At Hudson River Housing, a local nonprofit organization, Tina Calcutti fields nonstop phone calls from tenants behind on rent and landlords strapped for income. Many people seeking help don't have Internet access, so Calcutti and her small team handle paperwork on their behalf.

Hudson River Housing is administering a specific pandemic rental assistance program, using $1.1 million in funding from Ulster County's neighboring Dutchess County and the city of Poughkeepsie. During the one-month application window, 889 tenants applied for help, along with 219 landlords.

There isn't nearly enough money to go around, Calcutti said. People who are awarded help can receive only up to six consecutive months of rent - far less than what many people owe.

A nationwide eviction moratorium imposed by the Centers for Disease Control and Prevention was extended through June 30, although legal challenges continue to work their way through the courts. In New York state, evictions are on pause until the end of August.

Calcutti said she can hardly consider what will happen when those restrictions lift.

"There's going to be a lot of homeless people," she said.

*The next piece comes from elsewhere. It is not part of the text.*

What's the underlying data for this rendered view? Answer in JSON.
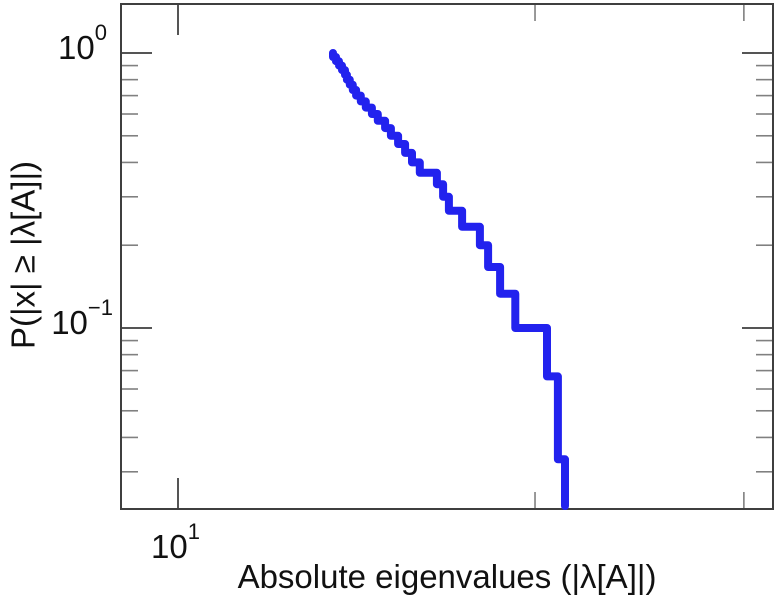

On a rainy afternoon in May, spaghetti was served for lunch at Chiz's Heart Street. Chisholm said the dining room felt emptier than ever. Of the dozens of residents she has matched with new homes, some have been moved into other boardinghouses or assisted-living centers.

Nan Potter, the broker for the previous property owners, said that the group home had been far from self-supporting. She said that after 17 years, the owners, the Stockade Group, "felt it was time for them to step away and sell." Potter said that Chisholm told the owners she was also ready to retire. Chisholm told The Washington Post that she informed the owners in 2018 that she would retire in a year, but that she ultimately stayed in the job and did not have immediate plans to leave, particularly during the pandemic.

Potter said local officials and organizations were notified of the pending sale so that residents could find new homes. The previous owners declined an interview but said in a statement that "they are taking active steps to help residents relocate."

Potter said the local housing market "is exceptional." But she said the boardinghouse was not a typical property. She noted that at one point, the list price was reduced. An offer was accepted in March, and a closing date is set for early summer. All residents will have to move out before the property transfers hands.

As lunchtime wound down, Robert Hatcher, 77, navigated his electric scooter through the dining room. A Kingston native and veteran, Hatcher said he has been at the group home on and off for seven years.

He said he'd like an apartment of his own. If push came to shove, he could probably stay with his sister or get housing help from veterans' groups.

"I'll be out there looking," Hatcher said, shaking his head, "like everybody else."